What’s so great about this octopus?
The dumbo octopus is a fascinating specimen due to its mysterious habits and reclusive habitat located miles under the ocean’s surface. Researchers embarked on a mission to explore the Davidson Seamount, a subaquatic mountain located in the Pacific ocean that reaches over 7,000 feet tall.
Around the underwater mountain, they discovered the rare dumbo octopus, a translucent creature whose fins flap like elephant ears. Researchers note that dumbo octopus sightings are a rare treat, including the bevy of dumbo octopus colonies harboring eggs on the seabed.
The human garbage equation
During the exploration mission, however, explorers found debris in the form of Dr. Pepper cans and plastic bags littered throughout the ocean floor.
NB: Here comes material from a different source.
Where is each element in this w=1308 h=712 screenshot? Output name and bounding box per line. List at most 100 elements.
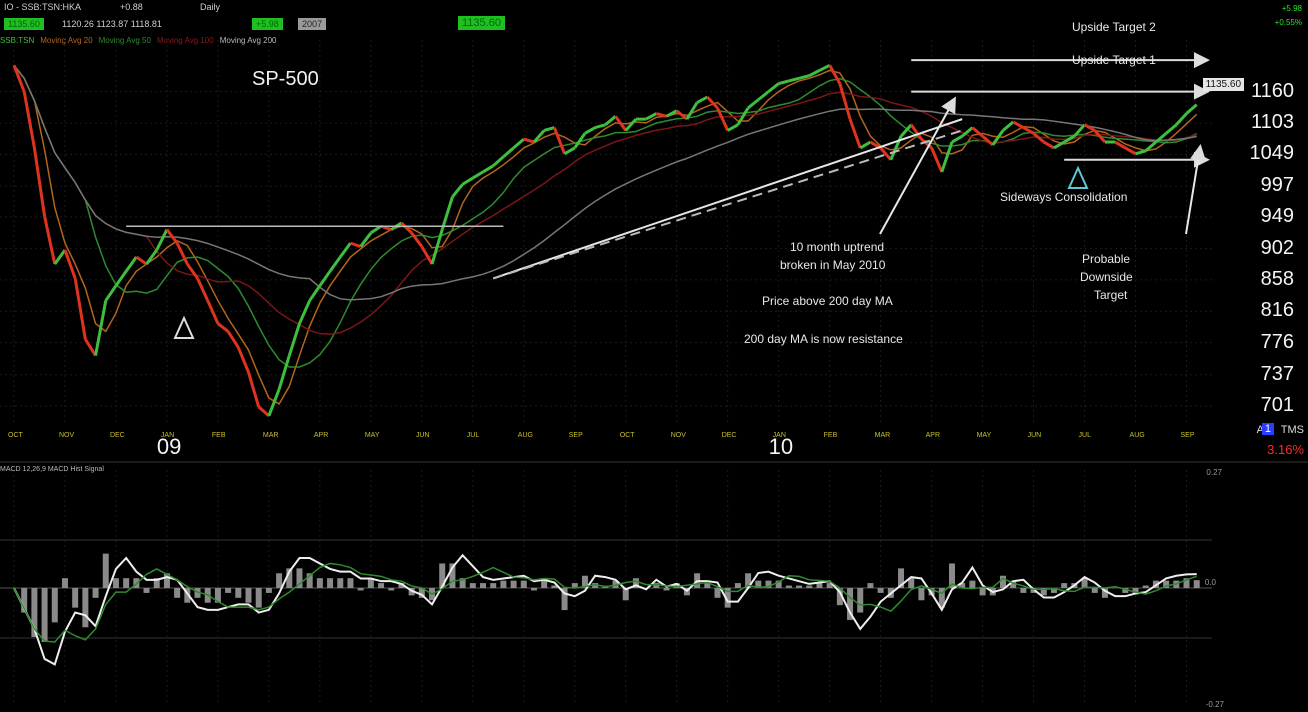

Human garbage was an unusual find in such a deep part of the ocean, showing that the litany of human refuse knows no bounds and will penetrate almost any ecosystem.
Scientists are concerned that garbage and other manmade debris could threaten the habitat of the dumbo octopus, leading to the possible disappearance of their colonies.
The wonders of the deep
In addition, scientists are concerned that human activity could threaten additional species living around the ocean floor. Scientists discover new marine species regularly, and a majority of the ocean’s waters have remained unexplored and impenetrable.
Due to advances in technology and exploration, researchers are reaching deeper waters and finding new species. However, newer species may be beyond our reach as debris grows more intrusive into sensitive ecosystems.